Tuesday 30 August 2016

Out Come the Tiny Ones

Moths in my garden light trap, 25 August 2016.
Moths in my garden light trap, 25 August 2016.
The hot weather brings with it some really tiny moths, making identification of a night's catch very tricky.  This photo is from my garden trap.  Bottom right are a couple of big, showy Jersey Tigers.  Above them, left to right, are a Tree-lichen Beauty, a Chequered Fruit-tree Tortrix, a female Light Brown Apple Moth (on the diagonal strut), and an Elbow-striped Grass-veneer.
 


Those last two are quite small, but very distinctively marked, so I can identify them at a glance.  But the tiny dark thing at top right is also a moth.  It's one of a large family of tiny moths whose caterpillars live inside leaves, between the upper and lower skins, eating out their juicy centres and leaving a passage behind, so that they are known as leaf miners.  It is (I think) in the genus Stigmella.   These can not be identified to species without dissection.

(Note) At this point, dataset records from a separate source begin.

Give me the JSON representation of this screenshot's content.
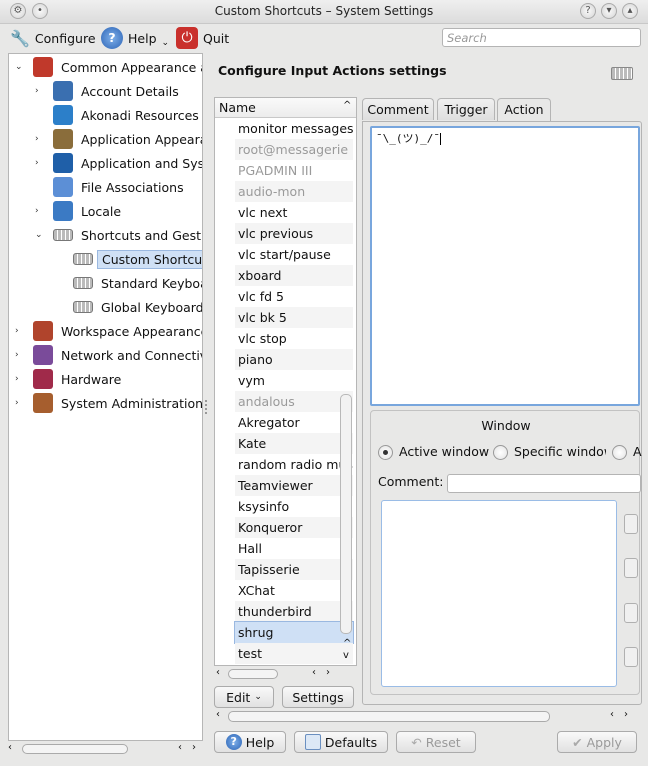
{
  "window": {
    "title": "Custom Shortcuts – System Settings"
  },
  "toolbar": {
    "configure": "Configure",
    "help": "Help",
    "quit": "Quit",
    "search_placeholder": "Search"
  },
  "tree": [
    {
      "label": "Common Appearance and Behavior",
      "level": 0,
      "arrow": "v"
    },
    {
      "label": "Account Details",
      "level": 1,
      "arrow": ">"
    },
    {
      "label": "Akonadi Resources Configuration",
      "level": 1,
      "arrow": ""
    },
    {
      "label": "Application Appearance",
      "level": 1,
      "arrow": ">"
    },
    {
      "label": "Application and System Notifications",
      "level": 1,
      "arrow": ">"
    },
    {
      "label": "File Associations",
      "level": 1,
      "arrow": ""
    },
    {
      "label": "Locale",
      "level": 1,
      "arrow": ">"
    },
    {
      "label": "Shortcuts and Gestures",
      "level": 1,
      "arrow": "v"
    },
    {
      "label": "Custom Shortcuts",
      "level": 2,
      "arrow": "",
      "selected": true
    },
    {
      "label": "Standard Keyboard Shortcuts",
      "level": 2,
      "arrow": ""
    },
    {
      "label": "Global Keyboard Shortcuts",
      "level": 2,
      "arrow": ""
    },
    {
      "label": "Workspace Appearance and Behavior",
      "level": 0,
      "arrow": ">"
    },
    {
      "label": "Network and Connectivity",
      "level": 0,
      "arrow": ">"
    },
    {
      "label": "Hardware",
      "level": 0,
      "arrow": ">"
    },
    {
      "label": "System Administration",
      "level": 0,
      "arrow": ">"
    }
  ],
  "panel": {
    "title": "Configure Input Actions settings"
  },
  "list": {
    "header": "Name",
    "items": [
      {
        "label": "monitor messages",
        "dim": false
      },
      {
        "label": "root@messagerie",
        "dim": true
      },
      {
        "label": "PGADMIN III",
        "dim": true
      },
      {
        "label": "audio-mon",
        "dim": true
      },
      {
        "label": "vlc next",
        "dim": false
      },
      {
        "label": "vlc previous",
        "dim": false
      },
      {
        "label": "vlc start/pause",
        "dim": false
      },
      {
        "label": "xboard",
        "dim": false
      },
      {
        "label": "vlc fd 5",
        "dim": false
      },
      {
        "label": "vlc bk 5",
        "dim": false
      },
      {
        "label": "vlc stop",
        "dim": false
      },
      {
        "label": "piano",
        "dim": false
      },
      {
        "label": "vym",
        "dim": false
      },
      {
        "label": "andalous",
        "dim": true
      },
      {
        "label": "Akregator",
        "dim": false
      },
      {
        "label": "Kate",
        "dim": false
      },
      {
        "label": "random radio music",
        "dim": false
      },
      {
        "label": "Teamviewer",
        "dim": false
      },
      {
        "label": "ksysinfo",
        "dim": false
      },
      {
        "label": "Konqueror",
        "dim": false
      },
      {
        "label": "Hall",
        "dim": false
      },
      {
        "label": "Tapisserie",
        "dim": false
      },
      {
        "label": "XChat",
        "dim": false
      },
      {
        "label": "thunderbird",
        "dim": false
      },
      {
        "label": "shrug",
        "dim": false,
        "selected": true
      },
      {
        "label": "test",
        "dim": false
      }
    ],
    "edit_button": "Edit",
    "settings_button": "Settings"
  },
  "tabs": {
    "comment": "Comment",
    "trigger": "Trigger",
    "action": "Action"
  },
  "action_text": "¯\\_(ツ)_/¯",
  "window_group": {
    "title": "Window",
    "active_window": "Active window",
    "specific_window": "Specific window",
    "cut_letter": "A",
    "comment_label": "Comment:"
  },
  "footer": {
    "help": "Help",
    "defaults": "Defaults",
    "reset": "Reset",
    "apply": "Apply"
  },
  "colors": {
    "selection": "#cfe0f5",
    "focus_border": "#78a6dd"
  }
}
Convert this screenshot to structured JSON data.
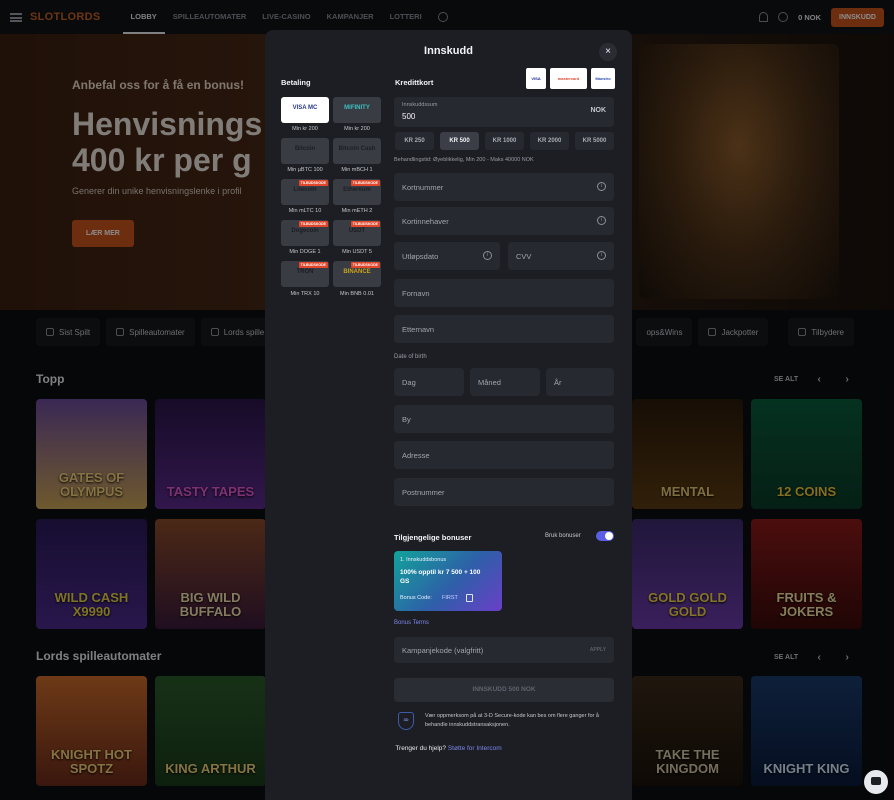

Many of the tiny moths can only be taken to genus.

Parornix and Ectoedemia.  West Wickham Common light trap, 24 August 2016.
Parornix and Ectoedemia.  West Wickham Common light trap, 24 August 2016.
The larger of these two is itself so small that it just looks like a dark fleck to the eye.  The little one, which I think is an Ectodoemia, is something I only see as a moth when I enlarge photos and examine all the tiny imperfections close up.   It belongs to the same family as the Stigmella, the Nepticulidae.

Amateur trappers mostly used to ignore these smaller moths completely until 2012, when a decent field guide to them came out.  (*)  Another guide is also now available (**) which includes photos of all the British moths, and if you know roughly what you are looking at, you can get a lot of help from the UK Moths site.

(*) Field Guide to the Micro Moths of Great Britain and Ireland, by Phil Sterling and Mark Parsons, illustrated by Richard Lewington.  This relies on paintings and includes a key to genera, which is useful if you have a specimen and a low-powered microscope.  Otherwise, go through the pictures!

(**) British Moths, second edition, by Chris Manley.  This is a photographic guide and is enough better than the first edition that I use it a lot.